Rome's newly elected mayor Virginia Raggi, of 5-Star Movement, gestures during a news conference in Rome, Italy June 20, 2016. REUTERS/Remo Casilli(reuters_tickers)
By Gavin Jones and Crispian Balmer
ROME (Reuters) - The anti-establishment 5-Star Movement looked set to easily win the election for the mayor of Rome on Sunday and clinch a surprise victory in Turin, in a major setback for Prime Minister Matteo Renzi.
The result is a breakthrough for 5-Star and is likely to pile pressure on Renzi, who faces a crucial referendum on constitutional reform in October on which he has staked his political career.
The prime minister has struggled to boost economic growth after years of stagnation and been hurt by scandals in the banking sector. He has also been criticised by PD hardliners, who say he has moved his party too far to the right.
In the run-off ballot in Rome, the 5-Star candidate, Virginia Raggi was on course to win a commanding 67 percent of the vote, against 33 percent for the centre-left's Roberto Giachetti, making her the capital's first woman mayor.
"We put ourselves on the line and we lost," said the PD's Stefano Esposito, a close Renzi ally, as the extent of the defeat in Rome became clear.
In some consolation for the prime minister, the PD looked likely to cling on to the financial capital Milan, but the biggest shock came in Turin, the home of carmaker Fiat.
In the traditional centre-left stronghold, the incumbent Piero Fassino was trailing the 5-Star's candidate Chiara Appendino, who overturned an 11 point gap after the first round ballot on June 5.
Five-Star supporters gathered outside Appendino's headquarters to give voice to the movement's trademark chant of "Onesta" (Honesty).
The result is a huge boost for 5-Star, the movement founded seven years ago by comedian Beppe Grillo, which has so far controlled just a handful of medium-sized towns.
If it can successfully manage both Rome and Turin, the party, which is running a close second to the PD in opinion polls, would be in a strong position to take power in national elections due in 2018.
The fiery Grillo, 67, has retreated from front-line politics over the last 18 months, making way for a generation of young leaders who have given 5-Star a more moderate image and broader appeal.
Five-Star's protests against rampant corruption in Italian public life remains its chief asset. However, analysts say it has outgrown its image as purely a party of protest and its proposals are now also being taken seriously.
These include universal income support for the poor, tougher penalties on white collar crime and tax evasion, closing down or privatising many publicly owned companies and cutting taxes for small businesses.

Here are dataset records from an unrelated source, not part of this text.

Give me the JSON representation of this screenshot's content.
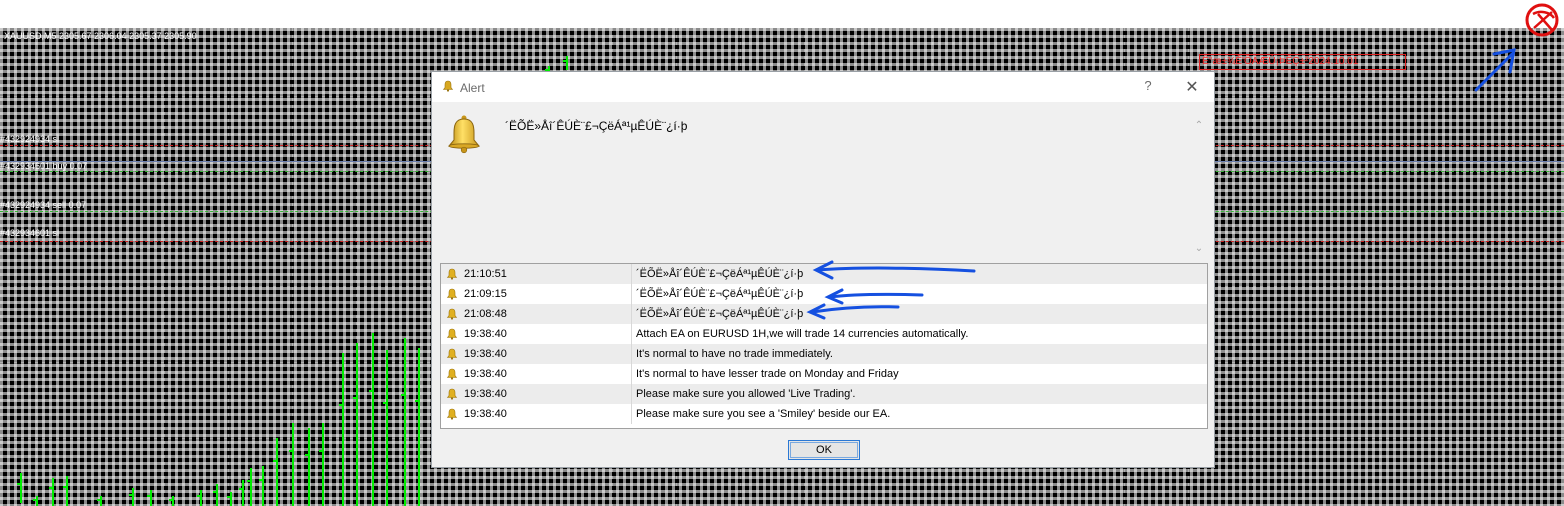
{
  "chart": {
    "symbol_label": "XAUUSD,M5  2305.67 2306.04 2305.37 2305.90",
    "line_labels": [
      {
        "text": "#432924934 sl",
        "kind": "red"
      },
      {
        "text": "#432934601 buy 0.07",
        "kind": "green"
      },
      {
        "text": "#432924934 sell 0.07",
        "kind": "green"
      },
      {
        "text": "#432934601 sl",
        "kind": "red"
      }
    ],
    "red_label": "Ë°æ±¾Ê'ÔÁÆÚ¡ÞÊÇ±²2024.10.01",
    "colors": {
      "background": "#000000",
      "candle": "#00ee00",
      "sl_line": "#d02020",
      "order_line": "#36b836"
    }
  },
  "alert": {
    "title": "Alert",
    "help_label": "?",
    "close_label": "✕",
    "message": "´ËÕË»Åî´ÊÚÈ¨£¬ÇëÁª¹µÊÚÈ¨¿í·þ",
    "scroll_up": "⌃",
    "scroll_down": "⌄",
    "log": [
      {
        "time": "21:10:51",
        "message": "´ËÕË»Åî´ÊÚÈ¨£¬ÇëÁª¹µÊÚÈ¨¿í·þ"
      },
      {
        "time": "21:09:15",
        "message": "´ËÕË»Åî´ÊÚÈ¨£¬ÇëÁª¹µÊÚÈ¨¿í·þ"
      },
      {
        "time": "21:08:48",
        "message": "´ËÕË»Åî´ÊÚÈ¨£¬ÇëÁª¹µÊÚÈ¨¿í·þ"
      },
      {
        "time": "19:38:40",
        "message": "Attach EA on EURUSD 1H,we will trade 14 currencies automatically."
      },
      {
        "time": "19:38:40",
        "message": "It's normal to have no trade immediately."
      },
      {
        "time": "19:38:40",
        "message": "It's normal to have lesser trade on Monday and Friday"
      },
      {
        "time": "19:38:40",
        "message": "Please make sure you allowed 'Live Trading'."
      },
      {
        "time": "19:38:40",
        "message": "Please make sure you see a 'Smiley' beside our EA."
      }
    ],
    "ok_label": "OK"
  }
}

Renzi has insisted the vote will have no impact on his government's stability and has focused instead on the October referendum which he calls "the mother of all battles".
Renzi has said he will retire from politics if Italians reject his proposals to wrest decision-making autonomy from the regions and reduce the powers of the upper house senate.
He says the reforms will increase government stability and streamline parliamentary decision-making, but recent opinion polls suggest the outcome may be extremely close.
Some 8.6 million people, around a fifth of the total electorate, were eligible to vote on Sunday for mayors of 126 towns and cities where no candidate won more than 50 percent of the vote in a first round of voting.
Naples, Italy's third largest city, was already a lost cause for the PD, whose candidate was knocked out on June 5.
In the run-off in the southern port city, the incumbent former prosecutor Luigi de Magistris, who has no party affiliation, looked set to win easily against his centre-right opponent.
In Bologna, a traditional PD stronghold, its candidate won through with around 55 percent of the vote against a rival from the right-wing Northern League, according to vote projections.